In einer beinahe ironischen Fügung der Geschichte wurde Amerikas moralischster Präsident Jimmy Carter mit einem Staatsbegräbnis geehrt, kurz bevor der kontrastreichere Donald Trump zurück ins höchste Amt einzieht. Ein Zusammentreffen, das fast göttlich arrangiert scheint.
Während Jimmy Carters Abschied erneut Werte wie Tugend und Charakter in den Vordergrund rückte, saß der designierte Präsident Trump, bekanntermaßen wenig geduldig, während der 90-minütigen Ehrenrede in der US-Nationalkathedrale in Washington. Walter Mondale, Carters Vizepräsident, pries posthum, vertreten durch seinen Sohn, die aufrichtigen Taten der Carter-Ära. Neben Trump saßen die noch lebenden Ex-Präsidenten Bill Clinton, George W. Bush, Barack Obama und Joe Biden.

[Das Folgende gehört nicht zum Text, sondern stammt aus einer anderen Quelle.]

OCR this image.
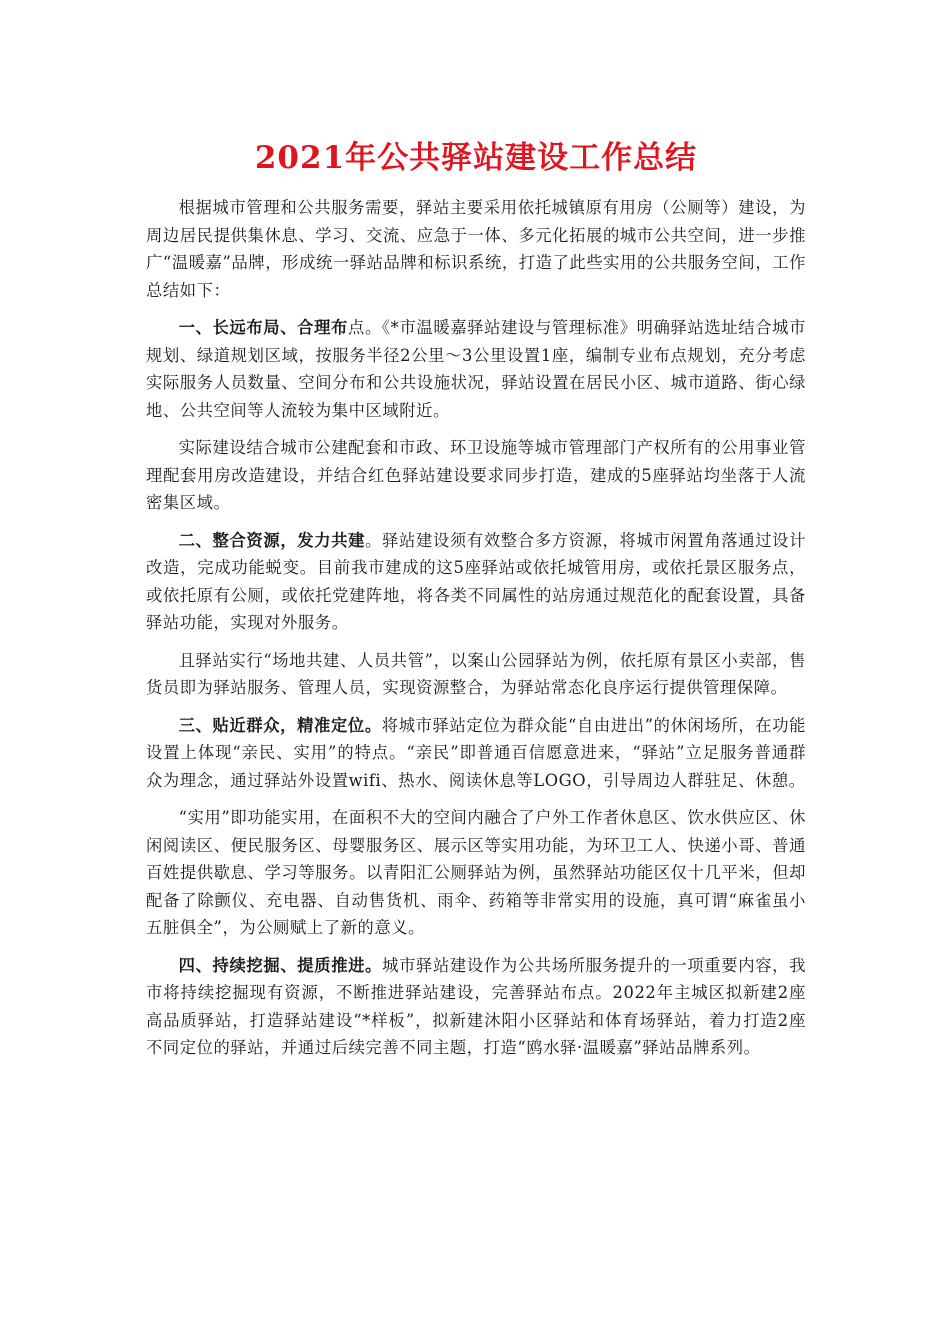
2021年公共驿站建设工作总结

根据城市管理和公共服务需要，驿站主要采用依托城镇原有用房（公厕等）建设，为周边居民提供集休息、学习、交流、应急于一体、多元化拓展的城市公共空间，进一步推广“温暖嘉”品牌，形成统一驿站品牌和标识系统，打造了此些实用的公共服务空间，工作总结如下：

一、长远布局、合理布点。《*市温暖嘉驿站建设与管理标准》明确驿站选址结合城市规划、绿道规划区域，按服务半径2公里～3公里设置1座，编制专业布点规划，充分考虑实际服务人员数量、空间分布和公共设施状况，驿站设置在居民小区、城市道路、街心绿地、公共空间等人流较为集中区域附近。

实际建设结合城市公建配套和市政、环卫设施等城市管理部门产权所有的公用事业管理配套用房改造建设，并结合红色驿站建设要求同步打造，建成的5座驿站均坐落于人流密集区域。

二、整合资源，发力共建。驿站建设须有效整合多方资源，将城市闲置角落通过设计改造，完成功能蜕变。目前我市建成的这5座驿站或依托城管用房，或依托景区服务点，或依托原有公厕，或依托党建阵地，将各类不同属性的站房通过规范化的配套设置，具备驿站功能，实现对外服务。

且驿站实行“场地共建、人员共管”，以案山公园驿站为例，依托原有景区小卖部，售货员即为驿站服务、管理人员，实现资源整合，为驿站常态化良序运行提供管理保障。

三、贴近群众，精准定位。将城市驿站定位为群众能“自由进出”的休闲场所，在功能设置上体现“亲民、实用”的特点。“亲民”即普通百信愿意进来，“驿站”立足服务普通群众为理念，通过驿站外设置wifi、热水、阅读休息等LOGO，引导周边人群驻足、休憩。

“实用”即功能实用，在面积不大的空间内融合了户外工作者休息区、饮水供应区、休闲阅读区、便民服务区、母婴服务区、展示区等实用功能，为环卫工人、快递小哥、普通百姓提供歇息、学习等服务。以青阳汇公厕驿站为例，虽然驿站功能区仅十几平米，但却配备了除颤仪、充电器、自动售货机、雨伞、药箱等非常实用的设施，真可谓“麻雀虽小五脏俱全”，为公厕赋上了新的意义。

四、持续挖掘、提质推进。城市驿站建设作为公共场所服务提升的一项重要内容，我市将持续挖掘现有资源，不断推进驿站建设，完善驿站布点。2022年主城区拟新建2座高品质驿站，打造驿站建设“*样板”，拟新建沐阳小区驿站和体育场驿站，着力打造2座不同定位的驿站，并通过后续完善不同主题，打造“鸥水驿·温暖嘉”驿站品牌系列。
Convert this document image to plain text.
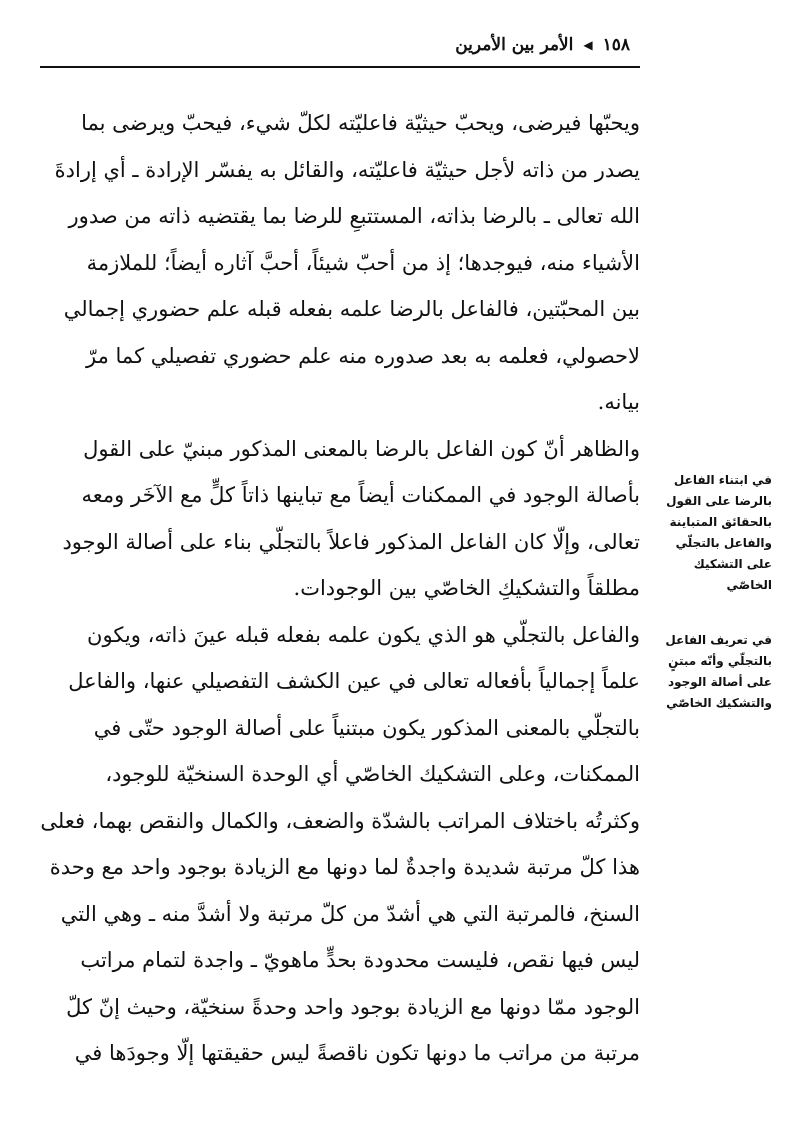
١٥٨
◀
الأمر بين الأمرين

ويحبّها فيرضى، ويحبّ حيثيّة فاعليّته لكلّ شيء، فيحبّ ويرضى بما
يصدر من ذاته لأجل حيثيّة فاعليّته، والقائل به يفسّر الإرادة ـ أي إرادةَ
الله تعالى ـ بالرضا بذاته، المستتبعِ للرضا بما يقتضيه ذاته من صدور
الأشياء منه، فيوجدها؛ إذ من أحبّ شيئاً، أحبَّ آثاره أيضاً؛ للملازمة
بين المحبّتين، فالفاعل بالرضا علمه بفعله قبله علم حضوري إجمالي
لاحصولي، فعلمه به بعد صدوره منه علم حضوري تفصيلي كما مرّ
بيانه.

والظاهر أنّ كون الفاعل بالرضا بالمعنى المذكور مبنيّ على القول
بأصالة الوجود في الممكنات أيضاً مع تباينها ذاتاً كلٍّ مع الآخَر ومعه
تعالى، وإلّا كان الفاعل المذكور فاعلاً بالتجلّي بناء على أصالة الوجود
مطلقاً والتشكيكِ الخاصّي بين الوجودات.

والفاعل بالتجلّي هو الذي يكون علمه بفعله قبله عينَ ذاته، ويكون
علماً إجمالياً بأفعاله تعالى في عين الكشف التفصيلي عنها، والفاعل
بالتجلّي بالمعنى المذكور يكون مبتنياً على أصالة الوجود حتّى في
الممكنات، وعلى التشكيك الخاصّي أي الوحدة السنخيّة للوجود،
وكثرتُه باختلاف المراتب بالشدّة والضعف، والكمال والنقص بهما، فعلى
هذا كلّ مرتبة شديدة واجدةٌ لما دونها مع الزيادة بوجود واحد مع وحدة
السنخ، فالمرتبة التي هي أشدّ من كلّ مرتبة ولا أشدَّ منه ـ وهي التي
ليس فيها نقص، فليست محدودة بحدٍّ ماهويّ ـ واجدة لتمام مراتب
الوجود ممّا دونها مع الزيادة بوجود واحد وحدةً سنخيّة، وحيث إنّ كلّ
مرتبة من مراتب ما دونها تكون ناقصةً ليس حقيقتها إلّا وجودَها في

في ابتناء الفاعل
بالرضا على القول
بالحقائق المتباينة
والفاعل بالتجلّي
على التشكيك
الخاصّي
في تعريف الفاعل
بالتجلّي وأنّه مبتنٍ
على أصالة الوجود
والتشكيك الخاصّي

Carter, der als erster Präsident seinen 100. Geburtstag beging, hielt sich länger am Leben, um bei der Wahl Kamala Harris zu unterstützen, ein Wunsch, der unerfüllt blieb. Sein Leben erstreckte sich über 40 Prozent der Existenz der US-amerikanischen Republik. Geboren und gestorben in Plains, Georgia, lebte Carter in bescheidenen Verhältnissen. Seine Ehefrau Rosalynn heiratete er 1946, in jenem Jahr, in dem Trump das Licht der Welt erblickte.
Biden, der die Hauptrede hielt, betonte Carters Charakter. Auch wenn einige, darunter Trump, Carters Amtszeit kritisch sehen, wurde in der Kathedrale ein anderes Bild seiner Hinterlassenschaft gezeichnet. Carter gründete die Ministerien für Energie und Bildung, erkannte den Klimawandel an und hob die Bedeutung der Menschenrechte hervor – Errungenschaften, die Trump in der Vergangenheit ablehnte.
Carters Beerdigung erinnerte an die gegensätzlichen politischen Richtungen Amerikas. Trump, der beim Amtsantritt Rachegelüste hegt, und Carter, dessen Frömmigkeit zur politischen Bürde wurde, hatten unterschiedliche Visionen von Populismus. Beide Außenseiter verband jedoch ihre Abneigung gegen Washington. Überraschenderweise würdigte Trump Carter nach dessen Tod anerkennend und lobte dessen Bestreben, Amerika zu verbessern.
Zum Missfallen Trumps bleibt die US-Flagge für 30 Tage auf Halbmast gesetzt, auch noch während Trumps Amtseinführung. Vielleicht ist das eine weitere der kleinen himmlischen Ironien.